" 666 " (Parte 5 )
Pareva il paradiso ma sapevo che era l'inferno eppure mi sentivo disposto ad una eterna disperazione per un solo attimo di felicità.
E qui mi sbagliai.
Quando mi vide in ginocchio ai suoi piedi e presi le sue mani, baciandogliele con amore e bagnandole di lacrime ( che versavo poiché ero dilaniato dal desiderio e dalla paura di diventare suo schiavo), ella mi allontanò con disprezzo e disse:
"Siete tutti uguali!"
Poi si rizzò sul letto, il lenzuolo cadde ai suoi piedi, girò su sé stessa, si trasformò in una falena e volò via, oltre la finestra.
A me non rimase che la disperazione a farmi compagnia.
Meditai di morire, di gettarmi dalla finestra, ma mentre mi avviavo verso la mia fine, il padrone dell'albergo aprì la porta della camera, con la sua chiave doppia, ed entrò appena in tempo per fermarmi.
Lo avevano attirato le mie urla di dolore.
Non pronunciai parola, eppure come se mi avesse conosciuto da sempre, aveva compreso ciò che mi angustiava.
Ero l'ultimo della lunga serie di sventurati.
Lui mi aveva messo in guardia ma la vanità mi aveva accecato al punto di credermi immune all'amore e solo adatto al piacere.
L'uomo mi scongiurò di partire immediatamente: dovevo allontanarmi e dimenticare, se non volevo morire o peggio, impazzire.
Preferivo piuttosto morire ma non potevo: avevo ricevuto un insulto troppo grande per perdere la vita a causa di una donna così meschina e malvagia.
L'amore si era trasformato in disperazione e questo, in poco tempo, in odio purissimo e desiderai unicamente la morte di lei.
Impugnai il mio pugnale ma mi venne in mente che avrei fatto meglio a non manifestare il mio pensiero ad alcuno.
Acconsentii a partire subito.
Saldai il conto, salii sul mio cavallo e mi allontanai sotto gli sguardi impietositi degli abitanti del villaggio.
Raggiunto un boschetto poco distante, mi fermai ed attesi la notte.
Nascosto dalle tenebre mi avviai verso il casolare di quella strega ammaliatrice.
Allorché giunsi nei suoi pressi, legai il cavallo ad un albero e mi incamminai attraverso il bosco.
Finalmente giunsi al posto agognato: la porta era socchiusa e si intravedeva nel buio, una striscia di luce proveniente dall'interno.

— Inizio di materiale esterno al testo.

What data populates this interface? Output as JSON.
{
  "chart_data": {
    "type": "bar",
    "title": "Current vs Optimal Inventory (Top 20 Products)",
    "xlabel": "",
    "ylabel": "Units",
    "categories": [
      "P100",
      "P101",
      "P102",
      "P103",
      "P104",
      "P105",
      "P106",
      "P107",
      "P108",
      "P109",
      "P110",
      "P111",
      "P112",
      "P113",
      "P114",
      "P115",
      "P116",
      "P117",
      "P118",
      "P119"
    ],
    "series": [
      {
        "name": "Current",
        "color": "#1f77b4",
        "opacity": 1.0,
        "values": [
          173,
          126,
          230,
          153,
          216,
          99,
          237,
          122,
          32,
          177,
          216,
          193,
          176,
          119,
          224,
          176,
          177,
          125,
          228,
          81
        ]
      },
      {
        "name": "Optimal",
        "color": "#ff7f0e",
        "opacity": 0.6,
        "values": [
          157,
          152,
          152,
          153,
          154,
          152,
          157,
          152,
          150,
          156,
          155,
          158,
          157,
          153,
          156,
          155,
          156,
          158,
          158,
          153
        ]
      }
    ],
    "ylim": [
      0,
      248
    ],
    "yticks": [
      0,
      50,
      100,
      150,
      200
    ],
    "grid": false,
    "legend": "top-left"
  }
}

Pensai che la fortuna fosse dalla mia parte ma nessuno avrebbe avuto l'idea di introdursi come feci io, stupidamente: sarebbe stata troppo facile la cosa.
Entrai, subito udii la risata stridula di Veneria, echeggiare nel silenzio della notte e l'abitazione cambiò il suo aspetto.
Mi aveva ingannato: non ero nella sua casa, ero in una grotta illuminata da tre file di nicchie, contenenti piccoli lumini ad olio.
L'apertura della grotta era bloccata da grate d'oro; oltre, libera e perfida, Veneria mi guardava e gioiva della sua vittoria su di me.
"Sei proprio stupido, nobile cavaliere. Sapevo che saresti tornato per vendicarti. Adesso sei mio prigioniero. Ho deciso che sarai il mio confidente: verrò a raccontarti delle mie conquiste. Sei contento?"
"Non la passerai liscia! Mi troveranno e mi libereranno... E io ti ammazzerò! Puoi starne certa!" Urlai con rabbia.
Un'altra risata, ancora più forte della prima echeggiò, facendomi scuotere i nervi.
"E chi verrà a cercarti? Tu sei partito dal villaggio e poi, in confidenza: sappi che ti posso vedere solo io. Tu sei invisibile per qualsiasi altra persona. Ne vedrai passare davanti i tuoi occhi, di gente. Ma tutti ti ignoreranno!"